BNPT Sebut Jihadis Asal Indonesia yang Kembali dari Luar Negeri Harus Diwaspadai
Suara Kalbar – Kepala Badan Nasional Penanggulangan Terorisme (BNPT) Komisaris Jenderal Boy Rafli Amar mengatakan ratusan warga Indonesia yang bergabung dengan kelompok teroris di Irak, Suriah, Filipina, dan Afghanistan harus diwaspadai ketika mereka kembali ke Indonesia.

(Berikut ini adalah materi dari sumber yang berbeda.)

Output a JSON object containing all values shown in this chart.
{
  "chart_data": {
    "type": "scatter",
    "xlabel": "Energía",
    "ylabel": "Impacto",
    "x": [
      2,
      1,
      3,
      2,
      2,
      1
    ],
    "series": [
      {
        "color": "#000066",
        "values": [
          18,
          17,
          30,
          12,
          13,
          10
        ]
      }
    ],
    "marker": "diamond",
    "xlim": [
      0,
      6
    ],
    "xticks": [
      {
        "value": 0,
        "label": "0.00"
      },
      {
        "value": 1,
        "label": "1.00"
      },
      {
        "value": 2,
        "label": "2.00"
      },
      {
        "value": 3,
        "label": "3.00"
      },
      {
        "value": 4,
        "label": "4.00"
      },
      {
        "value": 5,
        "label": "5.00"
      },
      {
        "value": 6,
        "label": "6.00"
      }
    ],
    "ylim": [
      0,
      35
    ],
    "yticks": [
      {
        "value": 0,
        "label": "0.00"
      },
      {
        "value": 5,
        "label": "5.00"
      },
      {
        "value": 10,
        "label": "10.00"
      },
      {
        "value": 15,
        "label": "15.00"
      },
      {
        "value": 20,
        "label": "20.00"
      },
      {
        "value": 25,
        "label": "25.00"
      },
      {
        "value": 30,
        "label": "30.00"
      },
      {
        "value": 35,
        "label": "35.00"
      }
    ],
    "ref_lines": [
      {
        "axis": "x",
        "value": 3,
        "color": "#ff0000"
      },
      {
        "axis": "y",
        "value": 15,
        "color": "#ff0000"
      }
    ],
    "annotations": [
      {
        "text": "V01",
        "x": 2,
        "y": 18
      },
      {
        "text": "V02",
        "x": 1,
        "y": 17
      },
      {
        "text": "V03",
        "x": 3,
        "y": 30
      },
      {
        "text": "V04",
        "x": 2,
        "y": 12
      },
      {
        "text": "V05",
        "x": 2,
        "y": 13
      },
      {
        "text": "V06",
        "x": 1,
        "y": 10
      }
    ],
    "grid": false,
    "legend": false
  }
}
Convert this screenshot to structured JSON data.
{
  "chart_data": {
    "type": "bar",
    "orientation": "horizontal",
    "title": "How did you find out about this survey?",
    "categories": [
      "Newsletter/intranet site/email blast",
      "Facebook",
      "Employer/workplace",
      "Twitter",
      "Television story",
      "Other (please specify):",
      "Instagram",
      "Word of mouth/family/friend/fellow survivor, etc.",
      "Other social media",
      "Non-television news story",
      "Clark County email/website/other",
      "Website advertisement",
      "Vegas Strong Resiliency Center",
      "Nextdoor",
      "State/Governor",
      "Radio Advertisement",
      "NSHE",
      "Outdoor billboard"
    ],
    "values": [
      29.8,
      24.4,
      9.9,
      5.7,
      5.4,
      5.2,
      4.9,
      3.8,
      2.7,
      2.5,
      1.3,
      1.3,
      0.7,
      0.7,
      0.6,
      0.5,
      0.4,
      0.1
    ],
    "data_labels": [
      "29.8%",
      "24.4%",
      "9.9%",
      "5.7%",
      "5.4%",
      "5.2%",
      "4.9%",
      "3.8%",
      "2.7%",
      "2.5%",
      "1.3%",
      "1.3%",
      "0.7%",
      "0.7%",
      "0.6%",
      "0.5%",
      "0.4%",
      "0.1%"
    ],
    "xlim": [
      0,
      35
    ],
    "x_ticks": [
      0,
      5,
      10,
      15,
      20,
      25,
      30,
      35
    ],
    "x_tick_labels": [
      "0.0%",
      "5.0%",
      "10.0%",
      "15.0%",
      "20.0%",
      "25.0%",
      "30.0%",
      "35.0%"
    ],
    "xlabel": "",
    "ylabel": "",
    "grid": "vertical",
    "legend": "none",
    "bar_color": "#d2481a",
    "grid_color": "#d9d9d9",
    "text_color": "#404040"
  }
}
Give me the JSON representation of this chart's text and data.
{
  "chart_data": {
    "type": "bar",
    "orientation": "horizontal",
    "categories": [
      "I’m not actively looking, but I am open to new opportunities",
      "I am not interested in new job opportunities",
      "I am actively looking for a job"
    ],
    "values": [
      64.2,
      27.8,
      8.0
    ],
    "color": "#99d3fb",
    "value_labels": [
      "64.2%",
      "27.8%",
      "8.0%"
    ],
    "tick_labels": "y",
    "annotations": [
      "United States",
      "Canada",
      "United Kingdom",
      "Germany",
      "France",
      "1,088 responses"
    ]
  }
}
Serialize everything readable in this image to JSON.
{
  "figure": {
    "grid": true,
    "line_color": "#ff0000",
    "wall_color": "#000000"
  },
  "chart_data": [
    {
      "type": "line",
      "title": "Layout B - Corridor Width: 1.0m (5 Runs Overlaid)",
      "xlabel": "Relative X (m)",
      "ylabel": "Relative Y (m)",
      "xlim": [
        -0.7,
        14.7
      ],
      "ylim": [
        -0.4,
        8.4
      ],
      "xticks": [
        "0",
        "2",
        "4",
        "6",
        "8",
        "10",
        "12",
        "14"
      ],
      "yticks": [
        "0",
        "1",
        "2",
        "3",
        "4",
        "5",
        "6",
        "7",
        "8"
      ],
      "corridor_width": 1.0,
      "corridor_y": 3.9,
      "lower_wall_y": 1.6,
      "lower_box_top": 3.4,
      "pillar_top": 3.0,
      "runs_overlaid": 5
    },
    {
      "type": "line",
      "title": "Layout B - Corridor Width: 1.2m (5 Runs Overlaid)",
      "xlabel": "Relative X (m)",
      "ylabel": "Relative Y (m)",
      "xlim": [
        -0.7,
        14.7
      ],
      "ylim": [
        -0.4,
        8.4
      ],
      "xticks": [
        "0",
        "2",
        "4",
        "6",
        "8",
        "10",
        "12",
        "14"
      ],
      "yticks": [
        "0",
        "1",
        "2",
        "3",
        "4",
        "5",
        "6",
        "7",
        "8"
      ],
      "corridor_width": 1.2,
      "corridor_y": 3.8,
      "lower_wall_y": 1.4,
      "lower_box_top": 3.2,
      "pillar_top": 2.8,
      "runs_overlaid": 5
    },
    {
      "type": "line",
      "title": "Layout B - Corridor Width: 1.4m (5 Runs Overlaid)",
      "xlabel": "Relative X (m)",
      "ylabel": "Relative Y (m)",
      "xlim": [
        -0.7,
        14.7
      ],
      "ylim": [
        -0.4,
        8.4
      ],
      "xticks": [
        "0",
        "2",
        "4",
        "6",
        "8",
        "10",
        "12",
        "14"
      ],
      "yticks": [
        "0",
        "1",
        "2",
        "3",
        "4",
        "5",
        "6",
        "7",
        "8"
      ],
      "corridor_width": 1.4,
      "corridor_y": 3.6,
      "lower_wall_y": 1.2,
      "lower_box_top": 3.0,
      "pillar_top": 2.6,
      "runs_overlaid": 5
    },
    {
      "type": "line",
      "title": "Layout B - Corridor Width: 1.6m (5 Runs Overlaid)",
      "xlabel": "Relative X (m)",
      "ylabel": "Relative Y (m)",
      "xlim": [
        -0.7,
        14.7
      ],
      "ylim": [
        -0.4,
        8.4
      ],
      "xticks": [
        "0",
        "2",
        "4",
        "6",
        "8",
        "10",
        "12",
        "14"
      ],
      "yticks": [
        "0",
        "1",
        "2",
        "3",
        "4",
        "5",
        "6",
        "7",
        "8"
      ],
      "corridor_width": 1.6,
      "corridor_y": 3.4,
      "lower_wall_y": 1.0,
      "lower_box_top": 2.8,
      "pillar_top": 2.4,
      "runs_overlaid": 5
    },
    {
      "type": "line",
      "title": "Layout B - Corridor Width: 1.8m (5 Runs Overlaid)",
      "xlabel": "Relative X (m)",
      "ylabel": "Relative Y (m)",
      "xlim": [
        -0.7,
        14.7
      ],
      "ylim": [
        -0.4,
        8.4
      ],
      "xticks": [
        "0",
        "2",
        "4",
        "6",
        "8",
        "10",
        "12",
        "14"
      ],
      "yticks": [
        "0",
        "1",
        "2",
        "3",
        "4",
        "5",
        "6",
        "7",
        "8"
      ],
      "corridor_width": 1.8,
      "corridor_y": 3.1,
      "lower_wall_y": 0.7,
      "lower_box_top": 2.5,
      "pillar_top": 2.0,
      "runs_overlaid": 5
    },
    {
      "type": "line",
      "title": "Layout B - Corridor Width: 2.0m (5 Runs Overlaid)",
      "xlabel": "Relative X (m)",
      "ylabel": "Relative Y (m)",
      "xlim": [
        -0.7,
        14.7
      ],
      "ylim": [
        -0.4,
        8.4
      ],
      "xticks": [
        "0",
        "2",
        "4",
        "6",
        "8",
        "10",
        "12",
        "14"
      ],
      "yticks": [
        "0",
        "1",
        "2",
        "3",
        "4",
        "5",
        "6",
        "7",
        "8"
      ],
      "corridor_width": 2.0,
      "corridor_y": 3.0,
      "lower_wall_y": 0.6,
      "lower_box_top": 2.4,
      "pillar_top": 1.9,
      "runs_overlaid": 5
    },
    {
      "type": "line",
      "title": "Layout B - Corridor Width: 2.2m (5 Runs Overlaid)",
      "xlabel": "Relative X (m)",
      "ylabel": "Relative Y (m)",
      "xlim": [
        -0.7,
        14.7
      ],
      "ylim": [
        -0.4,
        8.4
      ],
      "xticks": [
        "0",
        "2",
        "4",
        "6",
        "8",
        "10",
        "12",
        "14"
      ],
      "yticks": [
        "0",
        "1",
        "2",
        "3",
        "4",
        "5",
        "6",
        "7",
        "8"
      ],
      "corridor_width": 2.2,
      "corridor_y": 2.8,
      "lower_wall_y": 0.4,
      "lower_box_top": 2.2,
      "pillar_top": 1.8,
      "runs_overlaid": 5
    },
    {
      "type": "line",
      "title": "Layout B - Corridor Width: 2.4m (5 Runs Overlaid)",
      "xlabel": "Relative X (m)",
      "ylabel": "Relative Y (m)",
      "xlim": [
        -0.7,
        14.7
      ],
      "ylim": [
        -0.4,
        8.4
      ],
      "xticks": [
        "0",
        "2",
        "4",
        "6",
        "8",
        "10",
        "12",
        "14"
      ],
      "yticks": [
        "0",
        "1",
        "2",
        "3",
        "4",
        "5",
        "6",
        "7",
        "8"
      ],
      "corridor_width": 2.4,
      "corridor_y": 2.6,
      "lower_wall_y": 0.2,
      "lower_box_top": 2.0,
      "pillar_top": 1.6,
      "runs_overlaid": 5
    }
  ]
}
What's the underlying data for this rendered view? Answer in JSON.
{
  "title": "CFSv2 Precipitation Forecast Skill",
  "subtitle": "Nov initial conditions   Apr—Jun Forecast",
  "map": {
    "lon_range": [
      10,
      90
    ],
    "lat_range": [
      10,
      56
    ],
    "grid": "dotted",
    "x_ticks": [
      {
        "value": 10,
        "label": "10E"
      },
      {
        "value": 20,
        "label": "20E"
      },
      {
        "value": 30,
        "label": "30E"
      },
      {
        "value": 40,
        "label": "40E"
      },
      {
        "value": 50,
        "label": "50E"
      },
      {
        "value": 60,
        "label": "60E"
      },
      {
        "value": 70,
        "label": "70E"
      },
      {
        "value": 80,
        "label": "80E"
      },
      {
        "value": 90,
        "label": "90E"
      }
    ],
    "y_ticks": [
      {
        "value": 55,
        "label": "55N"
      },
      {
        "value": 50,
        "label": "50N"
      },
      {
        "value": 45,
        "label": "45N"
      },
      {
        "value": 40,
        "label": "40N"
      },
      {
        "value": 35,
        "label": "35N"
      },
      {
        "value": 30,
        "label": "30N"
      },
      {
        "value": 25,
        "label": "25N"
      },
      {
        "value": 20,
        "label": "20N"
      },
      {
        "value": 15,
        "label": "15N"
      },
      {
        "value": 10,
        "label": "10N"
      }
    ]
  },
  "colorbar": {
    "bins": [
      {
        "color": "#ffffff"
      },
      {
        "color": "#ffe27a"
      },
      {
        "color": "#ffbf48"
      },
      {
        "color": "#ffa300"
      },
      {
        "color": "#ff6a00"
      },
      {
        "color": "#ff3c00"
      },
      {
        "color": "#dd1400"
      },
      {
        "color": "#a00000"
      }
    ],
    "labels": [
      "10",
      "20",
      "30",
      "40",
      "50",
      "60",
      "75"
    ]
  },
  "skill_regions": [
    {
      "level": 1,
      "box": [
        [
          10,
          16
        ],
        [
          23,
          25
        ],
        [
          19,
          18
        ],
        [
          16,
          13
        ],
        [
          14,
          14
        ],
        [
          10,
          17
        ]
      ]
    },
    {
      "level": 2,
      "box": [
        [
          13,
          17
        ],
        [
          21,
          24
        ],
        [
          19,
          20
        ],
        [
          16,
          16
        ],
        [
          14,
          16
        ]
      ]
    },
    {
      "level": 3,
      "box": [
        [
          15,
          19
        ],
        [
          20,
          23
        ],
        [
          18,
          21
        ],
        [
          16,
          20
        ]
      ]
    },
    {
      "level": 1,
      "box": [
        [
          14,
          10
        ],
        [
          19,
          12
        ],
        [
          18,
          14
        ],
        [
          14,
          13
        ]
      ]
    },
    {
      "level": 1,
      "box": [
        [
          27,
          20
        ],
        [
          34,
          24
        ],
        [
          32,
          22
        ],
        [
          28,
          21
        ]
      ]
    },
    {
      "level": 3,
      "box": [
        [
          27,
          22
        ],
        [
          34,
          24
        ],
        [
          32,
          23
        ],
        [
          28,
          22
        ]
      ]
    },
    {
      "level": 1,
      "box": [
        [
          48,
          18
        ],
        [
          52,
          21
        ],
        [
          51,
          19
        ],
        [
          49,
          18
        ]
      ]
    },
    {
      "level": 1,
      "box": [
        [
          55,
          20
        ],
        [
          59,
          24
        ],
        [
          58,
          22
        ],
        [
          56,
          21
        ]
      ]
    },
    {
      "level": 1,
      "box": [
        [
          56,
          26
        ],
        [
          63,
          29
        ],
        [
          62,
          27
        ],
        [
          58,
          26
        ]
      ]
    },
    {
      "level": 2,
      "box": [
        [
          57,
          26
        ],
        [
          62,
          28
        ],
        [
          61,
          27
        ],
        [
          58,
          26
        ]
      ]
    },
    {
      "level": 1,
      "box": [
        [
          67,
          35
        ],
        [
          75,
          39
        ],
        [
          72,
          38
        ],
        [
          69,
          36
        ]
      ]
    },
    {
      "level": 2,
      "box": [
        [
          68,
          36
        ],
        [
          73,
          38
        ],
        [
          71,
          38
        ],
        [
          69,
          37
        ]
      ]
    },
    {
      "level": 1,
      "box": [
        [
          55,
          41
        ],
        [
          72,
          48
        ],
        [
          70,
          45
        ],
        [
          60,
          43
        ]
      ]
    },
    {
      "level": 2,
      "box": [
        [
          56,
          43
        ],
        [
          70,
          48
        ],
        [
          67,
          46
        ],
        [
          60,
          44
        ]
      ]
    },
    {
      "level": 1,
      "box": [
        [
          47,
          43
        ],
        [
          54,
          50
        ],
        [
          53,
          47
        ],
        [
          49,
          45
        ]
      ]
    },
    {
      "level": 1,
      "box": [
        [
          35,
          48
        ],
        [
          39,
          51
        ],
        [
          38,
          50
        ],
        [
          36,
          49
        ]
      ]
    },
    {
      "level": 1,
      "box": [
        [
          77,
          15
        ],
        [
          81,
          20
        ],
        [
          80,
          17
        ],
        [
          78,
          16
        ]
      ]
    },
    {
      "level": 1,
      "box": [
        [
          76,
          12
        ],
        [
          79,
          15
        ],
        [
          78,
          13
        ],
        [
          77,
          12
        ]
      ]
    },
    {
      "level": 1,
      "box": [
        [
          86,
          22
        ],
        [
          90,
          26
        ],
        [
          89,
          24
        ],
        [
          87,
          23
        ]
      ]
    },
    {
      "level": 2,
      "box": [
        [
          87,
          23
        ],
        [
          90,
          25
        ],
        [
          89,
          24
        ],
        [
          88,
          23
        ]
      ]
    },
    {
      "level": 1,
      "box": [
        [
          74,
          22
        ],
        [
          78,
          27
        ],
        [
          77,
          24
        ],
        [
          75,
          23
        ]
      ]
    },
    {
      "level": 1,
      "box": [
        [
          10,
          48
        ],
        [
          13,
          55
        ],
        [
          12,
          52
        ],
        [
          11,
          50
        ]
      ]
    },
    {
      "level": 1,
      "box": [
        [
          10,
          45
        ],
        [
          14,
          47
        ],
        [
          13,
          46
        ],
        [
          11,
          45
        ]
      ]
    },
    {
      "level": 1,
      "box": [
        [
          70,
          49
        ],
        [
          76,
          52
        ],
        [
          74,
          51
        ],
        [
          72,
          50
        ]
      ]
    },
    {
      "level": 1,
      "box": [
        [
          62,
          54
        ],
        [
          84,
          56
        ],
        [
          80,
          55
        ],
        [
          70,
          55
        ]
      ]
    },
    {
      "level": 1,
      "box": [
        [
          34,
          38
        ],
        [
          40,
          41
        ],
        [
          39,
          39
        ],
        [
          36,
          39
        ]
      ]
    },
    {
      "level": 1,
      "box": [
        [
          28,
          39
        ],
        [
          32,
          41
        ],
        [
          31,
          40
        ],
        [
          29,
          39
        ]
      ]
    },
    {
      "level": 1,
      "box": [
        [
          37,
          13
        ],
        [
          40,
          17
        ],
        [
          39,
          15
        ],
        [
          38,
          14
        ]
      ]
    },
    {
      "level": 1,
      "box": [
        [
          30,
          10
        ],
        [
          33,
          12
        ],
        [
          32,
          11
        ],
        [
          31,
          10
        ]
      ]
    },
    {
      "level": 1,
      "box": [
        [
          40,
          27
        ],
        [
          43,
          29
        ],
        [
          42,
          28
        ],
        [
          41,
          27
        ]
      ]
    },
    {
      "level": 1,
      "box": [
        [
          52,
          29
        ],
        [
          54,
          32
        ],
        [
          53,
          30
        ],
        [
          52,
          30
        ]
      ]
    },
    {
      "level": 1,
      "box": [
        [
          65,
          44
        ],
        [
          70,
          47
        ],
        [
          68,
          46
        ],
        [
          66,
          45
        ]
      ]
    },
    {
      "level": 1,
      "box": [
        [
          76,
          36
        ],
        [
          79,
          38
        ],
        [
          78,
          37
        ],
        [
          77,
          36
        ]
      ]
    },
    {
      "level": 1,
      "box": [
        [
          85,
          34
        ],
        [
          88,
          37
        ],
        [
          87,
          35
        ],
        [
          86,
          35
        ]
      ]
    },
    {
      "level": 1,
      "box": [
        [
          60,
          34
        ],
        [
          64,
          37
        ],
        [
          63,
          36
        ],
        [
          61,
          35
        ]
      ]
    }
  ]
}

“Saat ini terdapat WNI yang masih berada di wilayah konflik, seperti Suriah dan Irak, Filipina dan Afghanistan, yang berpotensi kembali ke Indonesia dan bisa memberikan pengaruh terhadap kelompok teror yang ada. Jadi proses kembalinya mereka ini yang harus kita waspadai apabila mereka menempuh jalur ilegal,” kata Boy Rafli.
Dia mengakui terdapat potensi jalur-jalur ilegal, termasuk memanfaatkan sindikat penjualan paspor, dengan kisaran harga $5 hingga $15 ribu per paspor, bagi para jihadis asing yang ingin kembali ke negara masing-masing.
KUHP Baru dan Tantangan Deradikalisasi
Sebaliknya, lanjut Boy Rafli, jika mereka menempuh jalur formal, maka pihak berwenang dapat memantau keberadaan dan pergerakan mereka.
Potensi Ancaman Serangan
Ancaman serangan terorisme global terus mengalami dinamika. Serangan bom di negara-negara yang berkonflik masih menjadi modus dari kegiatan terorisme, tambahnya.
Di tingkat regional, Filipina masih menjadi basis terorisme terbesar di kawasan Asia Tenggara. Sementara di dalam negeri, pemerintah masih memantau penyebaran ideologi terorisme melalui media sosial, pendanaan terorisme, dan orang-orang Indonesia bergabung dengan kelompok teroris di negara-negara berkonflik.
Sementara di dalam negeri, BNPT memperkirakan sekitar 5-8 persen dari 1.250-an eks narapidana kasus terorisme di Indonesia kembali melakukan serangan.
Kemenkumham Telaah Tipe Terorisme
Abdul Haris, Direktur Keamanan dan Ketertiban di Direktorat Jenderal Pemasyarakatan Kementerian Hukum dan Hak Asasi Manusia, mengatakan karena terorisme merupakan kejahatan luar biasa, maka pelakunya perlu mendapat perlakuan dan pembinaan khusus. Untuk itu proses penempatan narapidana kasus terorisme di lembaga pemasyarakatan dilakukan secara hati-hati. Hal tersebut dilakukan untuk mengoptimalkan program pembinaan dan deradikalisasi di dalam lembaga pemasyarakatan.
Abdul menambahkan pembinaan narapidana teroris adalah upaya terpadu yang mencakup pembinaan di dalam dan luar lembaga pemasyarakatan lewat pendampingan dan pengawasan secara khusus terhadap perubahan sikap dan kebijakan narapidana teroris untuk mengurangi kemampuan, niat, dan keterlibatan mereka dalam kegiatan terorisme serta mengembalikan mereka agar dapat berinteraksi dalam masyarakat, serta mampu menghidupi diri dan keluarga mereka.